After a month of militia clashes that left more than 100 people dead, Libya’s UN-backed foreign minister on Friday called for the country’s UN political mission to transform into a “security and stability” support role.

Mohamed Siala, foreign minister of the UN-backed Libyan unity government, did not specify if he had in mind a UN peacekeeping mission.

“Priority must be given to security, to stability,” he told the United Nations General Assembly.

“We call for conversion of UNSMIL, which is a special political mission, into a mission of support for Libya’s security and stability,” he said without providing further detail.

The United Nations Support Mission for Libya (UNSMIL), led by Ghassan Salame, was set up in 2011 to assist the country’s new authorities after the NATO-backed revolution which ousted Kadhafi.

UNSMIL has focused on fostering political dialogue to help the North African country’s transition to democracy.

Under a UN-brokered agreement, the unity government was set up in Tripoli but it is not recognized by a rival administration supported by military strongman Khalifa Haftar in Libya’s east.

Tripoli itself has been at the center of a battle for influence between armed groups with shifting allegiances.

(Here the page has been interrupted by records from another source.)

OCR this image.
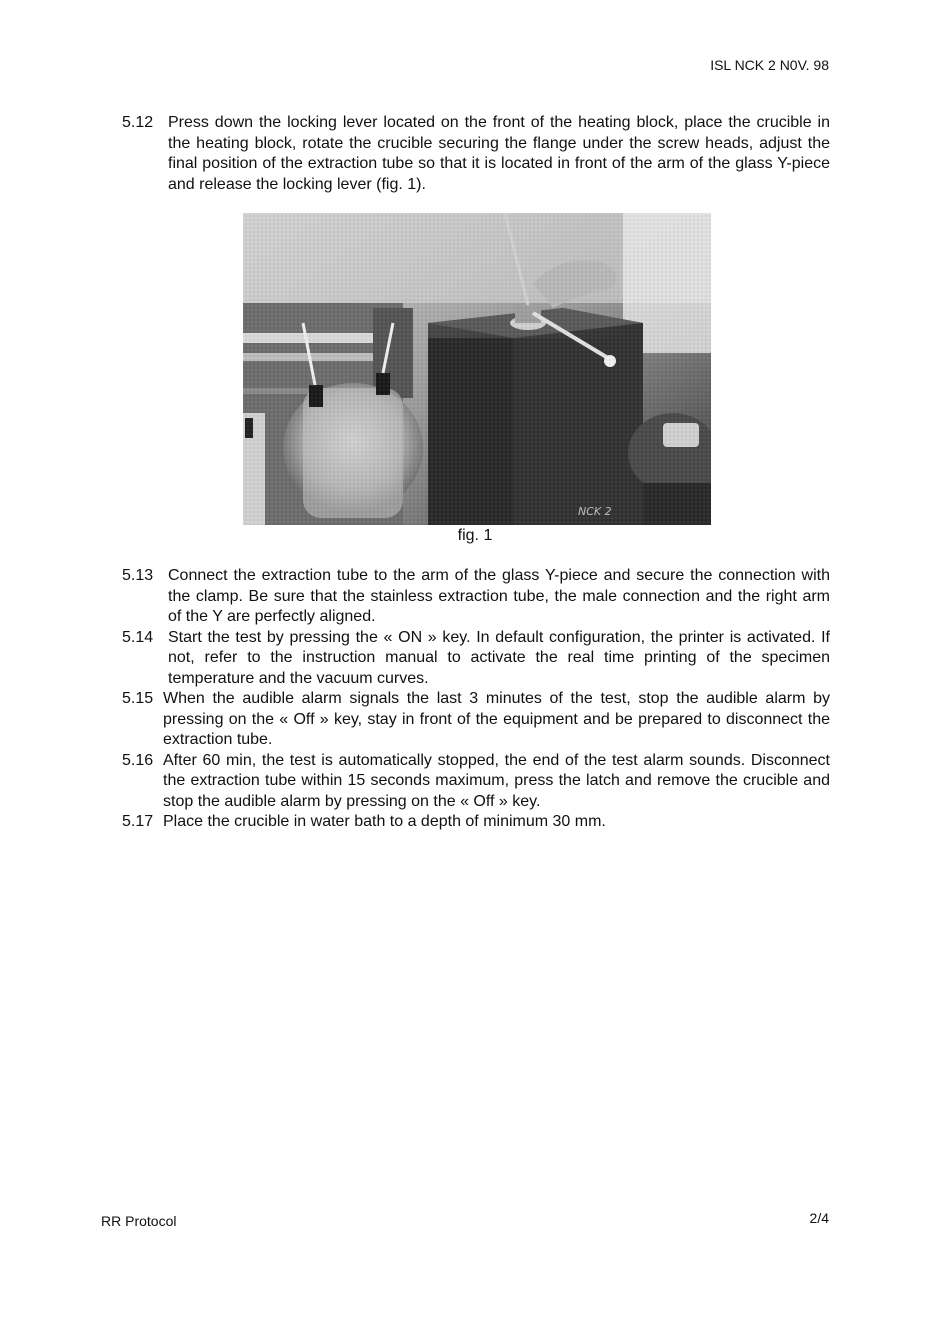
ISL NCK 2 N0V. 98
5.12 Press down the locking lever located on the front of the heating block, place the crucible in the heating block, rotate the crucible securing the flange under the screw heads, adjust the final position of the extraction tube so that it is located in front of the arm of the glass Y-piece and release the locking lever (fig. 1).
fig. 1
5.13 Connect the extraction tube to the arm of the glass Y-piece and secure the connection with the clamp. Be sure that the stainless extraction tube, the male connection and the right arm of the Y are perfectly aligned.
5.14 Start the test by pressing the « ON » key. In default configuration, the printer is activated. If not, refer to the instruction manual to activate the real time printing of the specimen temperature and the vacuum curves.
5.15 When the audible alarm signals the last 3 minutes of the test, stop the audible alarm by pressing on the « Off » key, stay in front of the equipment and be prepared to disconnect the extraction tube.
5.16 After 60 min, the test is automatically stopped, the end of the test alarm sounds. Disconnect the extraction tube within 15 seconds maximum, press the latch and remove the crucible and stop the audible alarm by pressing on the « Off » key.
5.17 Place the crucible in water bath to a depth of minimum 30 mm.
RR Protocol	2/4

A month of clashes left more than 100 dead south of the city before the unity government on Wednesday announced a ceasefire deal between rival militias.

Siala welcomed the efforts of UNSMIL which he said enabled the conclusion of the ceasefire.

“We ask concerned parties to respect it. National and international legal bodies will pursue the authors of these tragic attacks,” he said.

Hands of the state

The deadly clashes in Tripoli which displaced more than 25,000 residents of the city has stepped up pressure on Libya’s unity government to end its reliance on militias and to implement economic reforms.

Salame stressed this week as a ceasefire came into effect that “security cannot remain in the grips of the armed groups but must be in the hands of the state”.

“It was the first time that the pro-GNA militias have been described (by the UN) as undesirable and need dismantling,” said Jalel Harchaoui, a specialist on Libya at Paris 8 University, referring to the internationally-recognised Government of National Accord.

The GNA was set up under a UN-brokered agreement signed in Morocco in December 2015 that raised hopes of an easing of the chaos that followed the 2011 NATO-backed revolution which ousted Libyan dictator Moamer Kadhafi.

But a rival administration based in the country’s east and supported by military strongman Khalifa Haftar refuses to recognise the GNA’s authority.

In exchange for their military support, armed groups in the capital have infiltrated both political and military institutions in Tripoli.

After the latest clashes, calm returned to Tripoli on Tuesday following a battle using heavy weapons that killed at least 117 people and injured more than 400 others, according to official figures.

Tall order

At the end of August, militias from western Libya entered the capital, sparking the showdown with local groups.

Under the ceasefire terms, the GNA has committed itself to sever links between state institutions and armed groups.

That is a tall order.

“These groups were intelligent enough to penetrate the capital’s police and economic institutions… The GNA works with them, depends on them, relies on them,” said Harchaoui.

The GNA has set itself the target of eliminating “dysfunctions” in the economy and banking sector that are exploited by militias as sources of enrichment.

The main aims are to narrow the gap between the official foreign currency exchange rate and the market rate, and to lift state subsidies on fuel in the oil-rich country that open the door to traffickers.

Corruption

At the official rate, the US dollar trades at 1.4 Libyan dinars, but because of Libya’s cash-starved banking sector, the black market rate is four or five times higher.

The wide discrepancy encourages corruption.

Armed groups with access to dollars at the official rate can make huge profits by then selling the hard currency on the black market.

In a move which amounts to a devaluation, the unity government has imposed a 183 percent “tax” on the sale of foreign currencies.

As a result, the dollar, when it is available in banks, is sold at the official rate of 3.9 dinars.

But Kamal al-Mansouri, a Libyan economy expert, said the impact would be limited so long as the GNA and the eastern authority each run their own central bank.

All parallel authorities must be abolished, he said.

Ismail al-Sherif, a deputy in Libya’s elected parliament based in the east, said that for economic measures to take effect they would have to be accompanied by political and security reforms.

“There’ll be no success at the economic level so long as tensions persist and if weapons remain in the hands of armed factions,” he said.

Sherif said the way forward was a “restructuring” of the GNA, a delicate process of UN-brokered negotiations between the GNA and its rivals in eastern Libya.